Let’s consider a homogenous \(n\times n\) system \(A\vect{x}=\vect{0}\). If the system has a unique solution, there can be no zero rows of its reduced row echelon form. Thus, we must have \[ a_{ij} = \begin{cases} 1 & i=j \\ 0 & \text{else}.\end{cases} \] We might write the expanded form as \[ \begin{bmatrix} 1 & 0 & \cdots & 0 \\ 0 & 1 & \cdots & 0 \\ \vdots & \vdots & \ddots & \vdots \\ 0 & 0 & \cdots & 1 \end{bmatrix}. \]

Definition

A square matrix \(A\) is said to be nonsingular if the equation \(A\vect{x} = \vect{0}\) has only the trivial solution \(\vect{x}=\vect{0}\).

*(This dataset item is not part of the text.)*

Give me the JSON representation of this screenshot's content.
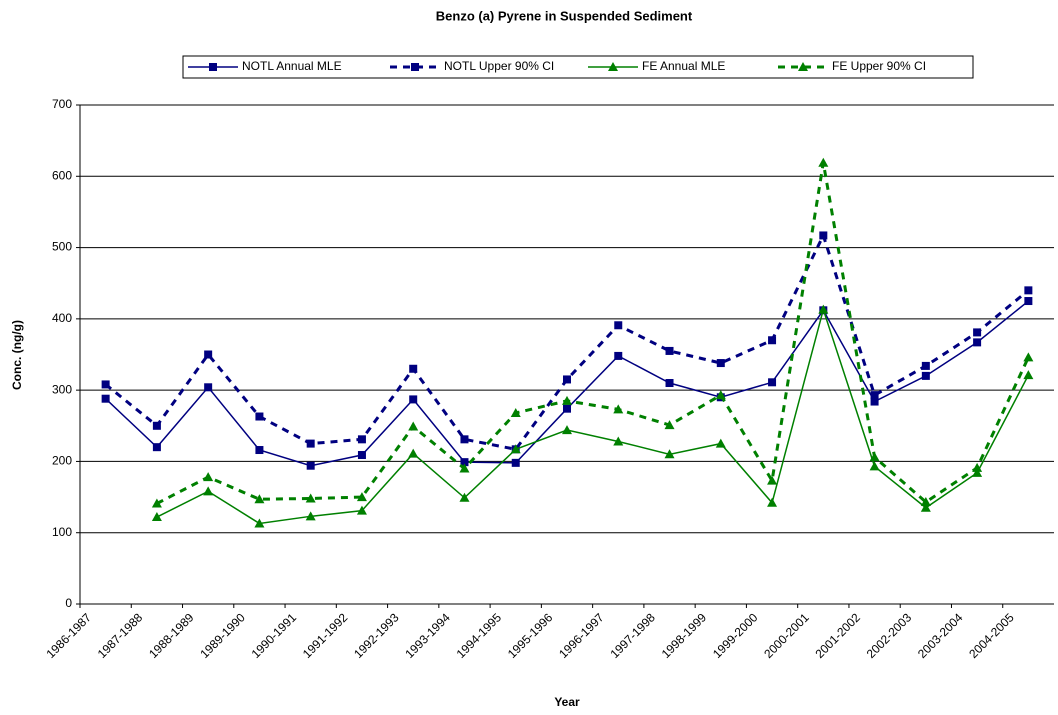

The previous slide gives us a simple way to check if a matrix is non-singular: simply compute its RREF. If you get a square matrix with ones on the diagonal and zeros off the diagonal, then the original matrix is non singular.

A matrix that is not singular is called nonsingular.

The concept of singularity is of fundamental importance. We will state several more characterizations of this concept over the next couple of weeks.